Titanium alloy is the main application material for the key components of aero-engine due to its excellent properties, such as light weight, high strength, high temperature resistance, and fatigue resistance. Because of its small elastic modulus, low thermal conductivity, and strong chemical affinity, it produces greater cutting force and higher cutting temperature in the machining process. Different thermal mechanical coupling effects can change the surface structure, composition, and mechanical properties of the material, resulting in different surface integrity state characteristics. This paper expounds the effects of process parameters, tool materials and properties, and lubrication methods on cutting force, cutting temperature, surface roughness and morphology, residual stress, microhardness, and microstructure based on the formation mechanism of surface integrity. It is pointed out that the existing researches mainly focus on the description of phenomena and laws. The research on the formation mechanism of surface integrity based on the thermal-mechanical coupling on the processing interface is lack, and the qualitative characterization system of surface integrity is not perfect.
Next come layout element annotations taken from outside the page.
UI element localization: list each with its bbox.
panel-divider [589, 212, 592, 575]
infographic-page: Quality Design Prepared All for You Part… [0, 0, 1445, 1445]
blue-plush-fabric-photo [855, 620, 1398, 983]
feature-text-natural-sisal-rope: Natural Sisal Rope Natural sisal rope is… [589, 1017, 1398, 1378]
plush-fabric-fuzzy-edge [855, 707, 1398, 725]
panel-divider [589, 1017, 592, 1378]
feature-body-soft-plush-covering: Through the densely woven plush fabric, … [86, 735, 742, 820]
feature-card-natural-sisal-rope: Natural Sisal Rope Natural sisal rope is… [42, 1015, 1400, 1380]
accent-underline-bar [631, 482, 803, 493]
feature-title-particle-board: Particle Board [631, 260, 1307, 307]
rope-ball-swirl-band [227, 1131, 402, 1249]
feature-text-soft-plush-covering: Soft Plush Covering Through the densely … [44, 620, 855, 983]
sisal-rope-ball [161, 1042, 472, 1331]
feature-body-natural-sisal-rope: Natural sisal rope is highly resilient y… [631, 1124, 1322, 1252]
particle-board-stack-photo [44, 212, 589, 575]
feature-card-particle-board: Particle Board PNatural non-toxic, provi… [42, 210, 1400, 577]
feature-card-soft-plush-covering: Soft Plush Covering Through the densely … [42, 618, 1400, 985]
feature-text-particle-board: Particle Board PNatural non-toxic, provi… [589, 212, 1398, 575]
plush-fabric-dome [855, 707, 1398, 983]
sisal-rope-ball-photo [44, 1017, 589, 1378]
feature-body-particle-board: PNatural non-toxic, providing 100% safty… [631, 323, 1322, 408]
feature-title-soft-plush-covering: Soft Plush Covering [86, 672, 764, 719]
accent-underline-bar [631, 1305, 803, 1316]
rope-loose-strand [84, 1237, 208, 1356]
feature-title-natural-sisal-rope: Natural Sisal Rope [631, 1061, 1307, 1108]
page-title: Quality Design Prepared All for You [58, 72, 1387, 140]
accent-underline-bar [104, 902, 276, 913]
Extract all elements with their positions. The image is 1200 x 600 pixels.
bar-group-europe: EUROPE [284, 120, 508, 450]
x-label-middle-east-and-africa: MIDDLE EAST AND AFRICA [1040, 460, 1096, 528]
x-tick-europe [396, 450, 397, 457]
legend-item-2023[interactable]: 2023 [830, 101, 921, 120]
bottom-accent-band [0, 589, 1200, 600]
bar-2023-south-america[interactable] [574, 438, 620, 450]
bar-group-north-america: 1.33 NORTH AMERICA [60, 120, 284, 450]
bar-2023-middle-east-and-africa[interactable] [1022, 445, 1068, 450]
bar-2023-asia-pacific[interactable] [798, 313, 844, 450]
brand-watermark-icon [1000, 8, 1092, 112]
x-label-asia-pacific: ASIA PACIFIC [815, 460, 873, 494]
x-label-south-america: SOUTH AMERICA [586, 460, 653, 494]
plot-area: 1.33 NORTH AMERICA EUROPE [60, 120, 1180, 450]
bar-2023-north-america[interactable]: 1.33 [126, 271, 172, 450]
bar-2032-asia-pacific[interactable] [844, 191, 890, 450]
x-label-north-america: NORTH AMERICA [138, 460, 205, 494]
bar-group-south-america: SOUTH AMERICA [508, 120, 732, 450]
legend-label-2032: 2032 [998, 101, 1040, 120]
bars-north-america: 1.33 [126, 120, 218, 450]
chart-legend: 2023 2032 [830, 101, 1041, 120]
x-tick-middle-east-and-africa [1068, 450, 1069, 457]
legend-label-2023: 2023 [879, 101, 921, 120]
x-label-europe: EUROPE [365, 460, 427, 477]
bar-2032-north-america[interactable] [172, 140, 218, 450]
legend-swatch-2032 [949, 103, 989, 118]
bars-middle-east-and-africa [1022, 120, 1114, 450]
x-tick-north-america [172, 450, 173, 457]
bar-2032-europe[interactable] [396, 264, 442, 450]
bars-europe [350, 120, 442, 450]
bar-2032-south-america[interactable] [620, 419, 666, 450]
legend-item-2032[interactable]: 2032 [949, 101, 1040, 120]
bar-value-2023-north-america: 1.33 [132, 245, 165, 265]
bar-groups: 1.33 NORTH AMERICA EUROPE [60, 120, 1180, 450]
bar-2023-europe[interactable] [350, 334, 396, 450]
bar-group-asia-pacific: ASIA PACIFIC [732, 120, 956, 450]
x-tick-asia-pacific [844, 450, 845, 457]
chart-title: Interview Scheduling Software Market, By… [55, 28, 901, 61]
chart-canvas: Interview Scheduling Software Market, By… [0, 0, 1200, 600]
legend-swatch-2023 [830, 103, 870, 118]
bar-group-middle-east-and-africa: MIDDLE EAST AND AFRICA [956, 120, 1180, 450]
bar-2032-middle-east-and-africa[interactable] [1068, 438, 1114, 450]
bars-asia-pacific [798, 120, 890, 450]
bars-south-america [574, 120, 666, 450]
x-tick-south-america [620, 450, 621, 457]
Therefore, the object of titanium alloy machining needs to be upgraded from test block to component, and the influence of the change of contact state of the processing interface caused by the time-varying machining trajectory on the surface integrity should be considered. Moreover, the quantitative evaluation of plastic deformation and grain characteristics is completed to accurately predict the gradient distribution of surface integrity. Taking fatigue performance as the goal, the surface integrity distribution meeting the service performance of components is deduced and designed, and then the processing conditions meeting the requirements are determined to realize the surface integrity processing.